First-graders not learning to read or second-graders forgetting to read again: canceled classes and distance learning during the corona pandemic have taken their toll.

But even in the pre-pandemic era, the situation was grim, says Margret Schaaf, president of the Federal Association for Reading Aids. Only 30% of families in Germany read with preschoolers. This has serious consequences.

The problem is big

“One in five fourth graders can’t read the meaning,” says the 64-year-old. It goes on: Twenty percent of fifteen-year-olds can only read at primary school level. “If reading causes so many problems, then you don’t like reading either.”

Margret Schaaf, as 1st president of MENTOR – Die Leselernhelfer Bundesverband, is committed to bringing children closer to the pleasure of reading: with thousands of mentors who go to schools “from Kiel to Rosenheim” on a voluntary basis and one hour per week each read with a primary school child.

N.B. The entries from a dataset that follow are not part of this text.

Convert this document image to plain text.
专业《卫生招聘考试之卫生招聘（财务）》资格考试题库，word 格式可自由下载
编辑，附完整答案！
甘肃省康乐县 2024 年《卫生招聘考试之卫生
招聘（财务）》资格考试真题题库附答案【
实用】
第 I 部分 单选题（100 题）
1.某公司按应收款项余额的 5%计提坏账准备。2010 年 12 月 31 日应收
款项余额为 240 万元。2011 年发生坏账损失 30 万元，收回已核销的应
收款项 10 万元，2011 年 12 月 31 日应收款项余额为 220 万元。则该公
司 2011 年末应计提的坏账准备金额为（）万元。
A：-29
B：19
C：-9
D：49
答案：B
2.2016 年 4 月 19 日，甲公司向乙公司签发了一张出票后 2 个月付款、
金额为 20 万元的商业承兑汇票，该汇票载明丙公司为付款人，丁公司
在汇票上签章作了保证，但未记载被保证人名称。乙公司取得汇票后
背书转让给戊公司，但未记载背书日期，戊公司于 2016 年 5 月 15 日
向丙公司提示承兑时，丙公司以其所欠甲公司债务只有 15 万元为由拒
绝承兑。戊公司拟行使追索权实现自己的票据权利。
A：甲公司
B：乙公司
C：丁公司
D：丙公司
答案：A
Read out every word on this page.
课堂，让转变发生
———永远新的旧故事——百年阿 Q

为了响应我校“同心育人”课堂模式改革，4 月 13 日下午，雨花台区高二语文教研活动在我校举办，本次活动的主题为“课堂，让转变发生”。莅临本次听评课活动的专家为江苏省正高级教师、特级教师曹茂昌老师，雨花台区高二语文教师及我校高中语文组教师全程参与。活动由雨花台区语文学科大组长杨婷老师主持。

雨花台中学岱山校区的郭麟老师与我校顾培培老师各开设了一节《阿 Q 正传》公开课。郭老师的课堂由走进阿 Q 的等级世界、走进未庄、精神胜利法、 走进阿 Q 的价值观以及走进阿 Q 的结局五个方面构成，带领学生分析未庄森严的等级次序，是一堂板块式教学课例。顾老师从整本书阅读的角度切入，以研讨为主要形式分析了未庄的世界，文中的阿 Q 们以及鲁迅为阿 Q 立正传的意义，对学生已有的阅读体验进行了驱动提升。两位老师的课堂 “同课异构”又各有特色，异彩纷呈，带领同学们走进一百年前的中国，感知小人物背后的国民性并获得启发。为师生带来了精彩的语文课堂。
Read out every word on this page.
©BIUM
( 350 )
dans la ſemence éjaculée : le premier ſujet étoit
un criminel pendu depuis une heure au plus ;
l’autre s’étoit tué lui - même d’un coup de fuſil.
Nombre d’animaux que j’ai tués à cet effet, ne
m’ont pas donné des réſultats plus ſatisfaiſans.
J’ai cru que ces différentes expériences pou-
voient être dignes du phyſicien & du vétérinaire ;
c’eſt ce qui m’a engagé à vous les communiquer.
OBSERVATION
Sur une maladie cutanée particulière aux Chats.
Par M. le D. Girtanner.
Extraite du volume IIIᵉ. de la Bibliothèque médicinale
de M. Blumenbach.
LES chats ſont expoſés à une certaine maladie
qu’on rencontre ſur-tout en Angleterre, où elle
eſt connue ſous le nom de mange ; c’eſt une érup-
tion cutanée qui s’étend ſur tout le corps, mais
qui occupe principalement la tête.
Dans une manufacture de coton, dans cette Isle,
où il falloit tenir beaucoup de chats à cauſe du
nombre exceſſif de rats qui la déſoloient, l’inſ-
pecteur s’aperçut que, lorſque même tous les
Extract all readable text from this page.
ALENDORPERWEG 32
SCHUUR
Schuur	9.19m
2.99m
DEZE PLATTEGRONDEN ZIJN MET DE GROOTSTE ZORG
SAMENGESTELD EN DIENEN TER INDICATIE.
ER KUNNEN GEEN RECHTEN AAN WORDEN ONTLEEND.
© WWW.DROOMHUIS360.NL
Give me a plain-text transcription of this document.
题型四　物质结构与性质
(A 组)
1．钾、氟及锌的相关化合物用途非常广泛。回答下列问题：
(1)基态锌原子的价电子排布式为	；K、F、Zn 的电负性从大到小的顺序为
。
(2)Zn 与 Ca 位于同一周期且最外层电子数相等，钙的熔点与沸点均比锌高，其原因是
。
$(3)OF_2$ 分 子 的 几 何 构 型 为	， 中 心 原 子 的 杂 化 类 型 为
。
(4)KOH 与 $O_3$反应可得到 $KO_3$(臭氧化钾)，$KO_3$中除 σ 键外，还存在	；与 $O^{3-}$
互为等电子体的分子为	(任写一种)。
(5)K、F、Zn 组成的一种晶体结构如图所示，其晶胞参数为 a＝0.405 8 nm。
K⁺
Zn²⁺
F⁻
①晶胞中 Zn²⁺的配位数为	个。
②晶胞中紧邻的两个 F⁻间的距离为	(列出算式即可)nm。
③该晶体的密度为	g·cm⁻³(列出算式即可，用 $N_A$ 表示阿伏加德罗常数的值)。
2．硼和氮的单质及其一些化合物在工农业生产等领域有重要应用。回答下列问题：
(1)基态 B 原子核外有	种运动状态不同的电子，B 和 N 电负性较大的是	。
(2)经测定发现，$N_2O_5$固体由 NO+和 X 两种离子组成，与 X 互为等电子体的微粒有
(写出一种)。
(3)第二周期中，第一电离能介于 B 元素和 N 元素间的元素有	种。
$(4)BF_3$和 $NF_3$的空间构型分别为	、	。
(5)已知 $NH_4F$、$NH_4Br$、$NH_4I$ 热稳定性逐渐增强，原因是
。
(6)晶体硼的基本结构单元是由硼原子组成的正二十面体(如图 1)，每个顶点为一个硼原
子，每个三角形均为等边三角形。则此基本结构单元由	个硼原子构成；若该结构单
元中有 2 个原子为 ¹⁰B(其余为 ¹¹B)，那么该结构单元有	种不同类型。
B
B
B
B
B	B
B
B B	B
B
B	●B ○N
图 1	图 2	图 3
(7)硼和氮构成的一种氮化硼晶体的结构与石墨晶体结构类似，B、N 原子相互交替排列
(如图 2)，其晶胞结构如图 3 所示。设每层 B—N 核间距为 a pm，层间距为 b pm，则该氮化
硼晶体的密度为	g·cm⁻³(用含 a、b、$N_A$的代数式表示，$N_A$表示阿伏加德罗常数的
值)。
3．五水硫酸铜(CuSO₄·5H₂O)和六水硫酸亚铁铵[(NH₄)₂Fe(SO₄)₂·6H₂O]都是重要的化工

Little vocabulary, little imagination

It’s about getting kids interested in stories from an early age. Looking at and talking about picture books with preschoolers is already shaping their vocabulary, says the romance studies student and sociologist. “Kids who don’t have that in preschool come to school with very little vocabulary and very little imagination, and then they lack that as a foundation.”

Schaaf is convinced that reading is “the basic condition of all learning”. In order to interest young people in reading, the mentors meet the children’s interests, choose reading materials together, and would have no problem reading “Kicker”.

In Hürth, where she lives, Schaaf has been involved for many years in learning to read and has been president of the federal association since 2013. At that time the association had 28 member clubs, today there are has 105.

The grandmother gave the impetus

Growing up in a village near Düren, she was encouraged by her parents – her mother who was a seller and her father who was a turner – but “it was her grandmother who gave the impetus”. For the grandmother, who was the twelfth child in a farming family in the 1920s and was vocationally trained, it was clear early on “that I would go to high school”.

On the one hand, Schaaf attributes the success of the reading mentors to the results of the program: nine out of ten elementary school students who participated in it significantly improved their reading comprehension, she reports. The children also greatly appreciated the individual care offered by the program.

“But I also measure success by the number of people who participate,” says the Rhenish. With 12,000 volunteer readers’ helpers throughout the territory, “passing on the pleasure of reading to the youngest” is obviously a major concern.